Cette loi ne sert donc pas le projet maccarthyste de criminaliser les communistes. C'est pourquoi le député Bolsonaro l'a écartée, pour recourir à une loi du temps de la dictature (nº 7.170, du 14 décembre 1983), qui « définit les crimes contre la sécurité nationale, l'ordre politique et social, établit son procès et jugement » et à la loi n° 9.394, du 20 décembre 1996, qui « fixe les orientations et les bases de l'éducation nationale ». Son projet de revenir au bon vieux temps de la guerre froide modifie ces deux lois. Dans le 1983 il insère : « Art. 22-A Toute référence à des personnes, des organisations, des événements ou des dates qui symbolisent le communisme ou le nazisme dans les noms de rues, autoroutes, places, ponts, bâtiments ou installations de l'espace public est interdite ». Dans le 1996, reprenant les sombres pensées d'Abraham Weintraub et de Damares qui ont vu Jésus dans le goyavier, il stipule : « Article 12, point XII – Adopter des mesures visant à sensibiliser les étudiants aux crimes commis par les représentants du parti communiste et national. régimes socialistes (nazis), élaborent et améliorent des livres, des programmes et des mesures sur l'histoire des régimes totalitaires communistes et nationaux-socialistes (nazis), rappelant que les régimes communiste et nazi sont responsables de massacres, de génocide, de déportations, de pertes en vies humaines [...] ».

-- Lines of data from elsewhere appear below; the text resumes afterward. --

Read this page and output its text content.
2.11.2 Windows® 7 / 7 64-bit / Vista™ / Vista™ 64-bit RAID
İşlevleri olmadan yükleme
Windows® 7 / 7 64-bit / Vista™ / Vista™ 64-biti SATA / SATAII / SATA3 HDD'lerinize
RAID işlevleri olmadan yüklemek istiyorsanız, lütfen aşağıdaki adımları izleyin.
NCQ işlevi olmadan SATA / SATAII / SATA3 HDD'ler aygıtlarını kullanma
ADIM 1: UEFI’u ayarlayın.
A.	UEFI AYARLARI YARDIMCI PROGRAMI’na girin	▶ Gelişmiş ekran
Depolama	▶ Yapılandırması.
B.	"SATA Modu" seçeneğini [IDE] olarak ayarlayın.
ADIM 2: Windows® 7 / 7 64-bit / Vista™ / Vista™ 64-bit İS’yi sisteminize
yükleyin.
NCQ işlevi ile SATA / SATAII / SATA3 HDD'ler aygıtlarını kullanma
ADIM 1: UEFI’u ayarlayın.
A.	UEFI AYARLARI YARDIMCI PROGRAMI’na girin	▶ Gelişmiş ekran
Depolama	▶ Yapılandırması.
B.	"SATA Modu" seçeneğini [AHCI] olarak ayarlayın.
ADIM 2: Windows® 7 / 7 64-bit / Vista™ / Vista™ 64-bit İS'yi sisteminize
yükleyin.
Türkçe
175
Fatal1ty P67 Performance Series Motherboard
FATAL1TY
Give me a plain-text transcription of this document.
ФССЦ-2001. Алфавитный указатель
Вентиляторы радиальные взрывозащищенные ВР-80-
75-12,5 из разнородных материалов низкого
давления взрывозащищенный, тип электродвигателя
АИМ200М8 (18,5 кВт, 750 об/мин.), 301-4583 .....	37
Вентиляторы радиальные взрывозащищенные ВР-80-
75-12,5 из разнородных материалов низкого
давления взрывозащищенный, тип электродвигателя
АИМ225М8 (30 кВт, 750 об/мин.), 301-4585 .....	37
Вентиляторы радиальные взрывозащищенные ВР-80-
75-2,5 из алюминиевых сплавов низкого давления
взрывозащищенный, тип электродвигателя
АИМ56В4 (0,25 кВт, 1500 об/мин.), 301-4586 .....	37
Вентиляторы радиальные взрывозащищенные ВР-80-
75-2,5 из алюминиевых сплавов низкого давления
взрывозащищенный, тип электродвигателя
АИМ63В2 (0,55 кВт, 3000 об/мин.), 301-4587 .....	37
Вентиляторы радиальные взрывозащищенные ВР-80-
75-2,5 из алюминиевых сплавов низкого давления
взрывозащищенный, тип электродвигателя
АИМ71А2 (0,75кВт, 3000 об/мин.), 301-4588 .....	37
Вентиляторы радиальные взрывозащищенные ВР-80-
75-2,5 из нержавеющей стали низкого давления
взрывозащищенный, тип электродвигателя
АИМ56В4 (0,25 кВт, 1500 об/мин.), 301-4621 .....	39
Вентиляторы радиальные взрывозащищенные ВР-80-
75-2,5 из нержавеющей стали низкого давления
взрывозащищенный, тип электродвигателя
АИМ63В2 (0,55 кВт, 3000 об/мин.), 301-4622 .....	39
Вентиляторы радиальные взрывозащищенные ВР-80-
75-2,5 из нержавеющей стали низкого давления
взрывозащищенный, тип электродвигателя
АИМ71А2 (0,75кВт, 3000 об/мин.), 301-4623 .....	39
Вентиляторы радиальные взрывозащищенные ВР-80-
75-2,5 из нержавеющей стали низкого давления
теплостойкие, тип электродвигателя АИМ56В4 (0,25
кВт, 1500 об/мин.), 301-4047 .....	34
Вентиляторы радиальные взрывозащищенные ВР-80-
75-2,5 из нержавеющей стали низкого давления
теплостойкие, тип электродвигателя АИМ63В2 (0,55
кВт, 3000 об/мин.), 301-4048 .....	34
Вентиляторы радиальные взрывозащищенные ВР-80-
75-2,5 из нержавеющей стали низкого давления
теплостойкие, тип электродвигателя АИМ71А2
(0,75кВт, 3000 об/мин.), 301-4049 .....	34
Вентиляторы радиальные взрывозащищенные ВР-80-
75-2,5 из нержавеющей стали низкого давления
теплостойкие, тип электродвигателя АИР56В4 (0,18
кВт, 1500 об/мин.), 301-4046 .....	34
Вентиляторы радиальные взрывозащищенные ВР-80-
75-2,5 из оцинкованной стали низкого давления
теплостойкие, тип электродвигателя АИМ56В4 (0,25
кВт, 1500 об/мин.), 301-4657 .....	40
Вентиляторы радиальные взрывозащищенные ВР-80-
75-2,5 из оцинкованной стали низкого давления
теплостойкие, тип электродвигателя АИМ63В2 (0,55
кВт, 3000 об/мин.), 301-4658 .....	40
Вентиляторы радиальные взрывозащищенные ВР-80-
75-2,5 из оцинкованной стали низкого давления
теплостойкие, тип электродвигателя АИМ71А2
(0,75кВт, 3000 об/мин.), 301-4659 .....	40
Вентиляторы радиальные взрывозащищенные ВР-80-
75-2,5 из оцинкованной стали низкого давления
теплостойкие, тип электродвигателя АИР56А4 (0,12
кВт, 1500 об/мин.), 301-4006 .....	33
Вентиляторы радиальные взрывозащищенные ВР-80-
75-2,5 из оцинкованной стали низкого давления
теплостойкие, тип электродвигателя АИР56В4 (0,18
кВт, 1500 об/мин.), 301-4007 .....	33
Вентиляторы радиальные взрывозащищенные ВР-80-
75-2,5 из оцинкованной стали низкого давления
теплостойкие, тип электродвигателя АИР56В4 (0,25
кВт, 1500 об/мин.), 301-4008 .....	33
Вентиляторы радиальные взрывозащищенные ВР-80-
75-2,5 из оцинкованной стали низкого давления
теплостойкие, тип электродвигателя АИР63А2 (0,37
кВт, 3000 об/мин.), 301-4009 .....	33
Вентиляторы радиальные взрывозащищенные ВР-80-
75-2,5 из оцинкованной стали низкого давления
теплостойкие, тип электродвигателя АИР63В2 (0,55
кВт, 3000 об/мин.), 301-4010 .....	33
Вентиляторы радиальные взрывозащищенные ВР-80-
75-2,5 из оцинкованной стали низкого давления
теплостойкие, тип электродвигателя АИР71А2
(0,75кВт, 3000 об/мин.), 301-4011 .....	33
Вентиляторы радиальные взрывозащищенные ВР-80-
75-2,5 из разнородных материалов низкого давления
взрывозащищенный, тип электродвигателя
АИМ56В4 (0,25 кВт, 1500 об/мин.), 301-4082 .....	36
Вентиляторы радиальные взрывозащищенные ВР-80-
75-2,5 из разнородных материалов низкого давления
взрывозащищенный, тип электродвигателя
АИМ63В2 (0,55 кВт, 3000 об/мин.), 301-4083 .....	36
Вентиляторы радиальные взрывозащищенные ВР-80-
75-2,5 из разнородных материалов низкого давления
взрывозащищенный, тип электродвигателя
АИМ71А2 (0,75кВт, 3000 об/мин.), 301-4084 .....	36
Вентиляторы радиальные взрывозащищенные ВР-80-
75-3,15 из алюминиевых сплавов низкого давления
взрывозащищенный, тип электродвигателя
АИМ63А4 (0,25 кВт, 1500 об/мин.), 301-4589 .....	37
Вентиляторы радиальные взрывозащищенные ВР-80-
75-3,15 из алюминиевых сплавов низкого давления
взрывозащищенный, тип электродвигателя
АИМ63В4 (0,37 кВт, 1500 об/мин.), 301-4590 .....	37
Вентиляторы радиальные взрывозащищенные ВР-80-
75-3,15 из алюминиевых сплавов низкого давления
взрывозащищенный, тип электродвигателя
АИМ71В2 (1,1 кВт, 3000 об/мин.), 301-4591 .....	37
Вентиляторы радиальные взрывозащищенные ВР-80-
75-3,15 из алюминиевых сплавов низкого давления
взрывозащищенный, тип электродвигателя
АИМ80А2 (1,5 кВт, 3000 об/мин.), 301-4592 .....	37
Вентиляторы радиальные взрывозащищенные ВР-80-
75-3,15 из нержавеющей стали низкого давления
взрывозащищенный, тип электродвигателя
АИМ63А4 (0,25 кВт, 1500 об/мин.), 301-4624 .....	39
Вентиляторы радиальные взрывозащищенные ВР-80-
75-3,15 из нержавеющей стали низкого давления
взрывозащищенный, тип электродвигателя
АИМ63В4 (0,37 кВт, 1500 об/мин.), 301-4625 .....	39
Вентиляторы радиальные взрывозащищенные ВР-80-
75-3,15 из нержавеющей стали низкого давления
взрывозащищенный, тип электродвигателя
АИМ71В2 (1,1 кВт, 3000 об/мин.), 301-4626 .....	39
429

Le passage que nous avons souligné n'a pas besoin d'être commenté davantage. Elle dévoile les objectifs que la doctrine libérale peut servir en rejoignant les communistes et les nazis dans la fosse commune du « totalitarisme ». L'affaire est grave, mais la "Justification" de la PL 4425/2020, qui s'inspire de "l'écrivain Olavo de Carvalho", le sinistre diseur de bonne aventure spécialiste des injures du plus bas argot, défie le ridicule en excluant le fascisme (qui, dans le se considérait pourtant explicitement comme un régime totalitaire) dans son projet de répression policière. Les bolsonaristes jettent le nazisme aux piranhas pour faire passer le troupeau maccarthyste de l'anticommunisme, mais les similitudes de leur mouvement avec le « mythe » prototypique mussolinien sont si évidentes qu'ils n'osent pas le nier. Adolfo est livré pour préserver Benito. Sans tomber dans le ridicule, "Justification" cite comme "principaux exemples" de "génocide", le nazi Adolf Hitler et les communistes Josef Staline, Mao Zedong, PolPot, Fidel Castro et plus récemment Hugo Chávez et Nicolás Maduro. Un gros taureau piranha à petites moustaches pour passer le bétail de six communistes.

Losurdo savait de quoi il parlait lorsqu'il critiquait l'équation libérale.

*João Quartim de Moraes Il est professeur titulaire à la retraite au Département de philosophie de l'Unicamp. Auteur, entre autres livres, de Les militaires sont partis au Brésil (expression populaire).